Es sind eigentlich alles ähnliche Geschichten. In Artikel 18 Absatz 1 Buchstabe e geht es ebenfalls um diese Ausnahmen, die beispielsweise vorliegen, wenn der Aufwand zu hoch ist, die Information nicht möglich ist. Das kann man hier aufnehmen - die bundesrätliche Fassung ist hier aber viel klarer als die Mehrheit. Bitte folgen Sie hier auch der Minderheit Flach, ebenso bei Artikel 18 Absatz 2 und Absatz 3 Buchstabe c.

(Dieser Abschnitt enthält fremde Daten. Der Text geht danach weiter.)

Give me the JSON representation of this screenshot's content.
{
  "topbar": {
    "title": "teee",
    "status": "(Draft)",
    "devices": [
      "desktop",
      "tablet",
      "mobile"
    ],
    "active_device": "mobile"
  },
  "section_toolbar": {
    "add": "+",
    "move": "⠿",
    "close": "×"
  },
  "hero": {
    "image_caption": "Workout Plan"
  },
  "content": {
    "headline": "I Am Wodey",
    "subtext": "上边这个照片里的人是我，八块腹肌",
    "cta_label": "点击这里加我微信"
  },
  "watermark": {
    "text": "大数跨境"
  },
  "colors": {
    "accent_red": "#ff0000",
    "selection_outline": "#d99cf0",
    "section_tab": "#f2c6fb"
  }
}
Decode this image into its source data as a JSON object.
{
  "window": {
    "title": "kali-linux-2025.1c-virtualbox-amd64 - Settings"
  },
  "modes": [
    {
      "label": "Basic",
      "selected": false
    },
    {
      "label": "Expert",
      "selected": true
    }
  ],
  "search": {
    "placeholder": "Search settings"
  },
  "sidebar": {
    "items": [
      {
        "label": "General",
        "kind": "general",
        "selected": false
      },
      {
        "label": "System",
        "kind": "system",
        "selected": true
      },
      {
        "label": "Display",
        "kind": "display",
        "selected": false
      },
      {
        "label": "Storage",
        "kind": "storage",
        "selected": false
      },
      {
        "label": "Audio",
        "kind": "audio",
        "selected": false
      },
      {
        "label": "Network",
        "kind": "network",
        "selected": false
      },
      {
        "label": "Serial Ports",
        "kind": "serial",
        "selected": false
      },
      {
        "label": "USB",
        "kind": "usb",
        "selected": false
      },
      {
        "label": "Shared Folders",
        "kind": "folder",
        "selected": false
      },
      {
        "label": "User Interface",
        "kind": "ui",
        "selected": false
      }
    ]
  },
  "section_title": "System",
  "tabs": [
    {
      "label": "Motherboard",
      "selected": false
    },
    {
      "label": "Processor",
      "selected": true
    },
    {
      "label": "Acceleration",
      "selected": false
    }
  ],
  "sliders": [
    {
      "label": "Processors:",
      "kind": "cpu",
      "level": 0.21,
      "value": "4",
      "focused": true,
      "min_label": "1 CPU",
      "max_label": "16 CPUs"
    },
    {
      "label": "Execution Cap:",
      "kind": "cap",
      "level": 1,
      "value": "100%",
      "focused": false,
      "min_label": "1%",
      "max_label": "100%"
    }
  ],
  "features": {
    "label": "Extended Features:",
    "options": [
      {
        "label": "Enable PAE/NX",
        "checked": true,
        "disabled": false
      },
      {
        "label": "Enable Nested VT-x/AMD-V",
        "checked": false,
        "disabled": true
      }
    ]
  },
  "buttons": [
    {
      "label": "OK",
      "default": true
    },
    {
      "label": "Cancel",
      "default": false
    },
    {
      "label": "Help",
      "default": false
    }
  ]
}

Dann haben wir noch in Artikel 19 Absatz 1 die Informationspflicht bei einer automatisierten Einzelentscheidung. Wenn also ein Computer oder ein Programm aufgrund der Informationen entscheidet, ob jemand einen Vertrag bekommt, ob jemand irgendeine Dienstleistung bekommt oder ob jemand irgendwo teilnehmen kann oder nicht, dann braucht es auch eine Informationspflicht gegenüber dem Betroffenen - zumindest immer dann, wenn es einschneidende Wirkungen hat. Nicht, wenn ich nicht im Krawattenshop bestellen kann - aber dann, wenn ein Computer entscheidet, dass ich eine Versicherung nicht abschliessen kann, dann muss ich das wissen. Ich bitte Sie, hier der Minderheit Glättli zu folgen.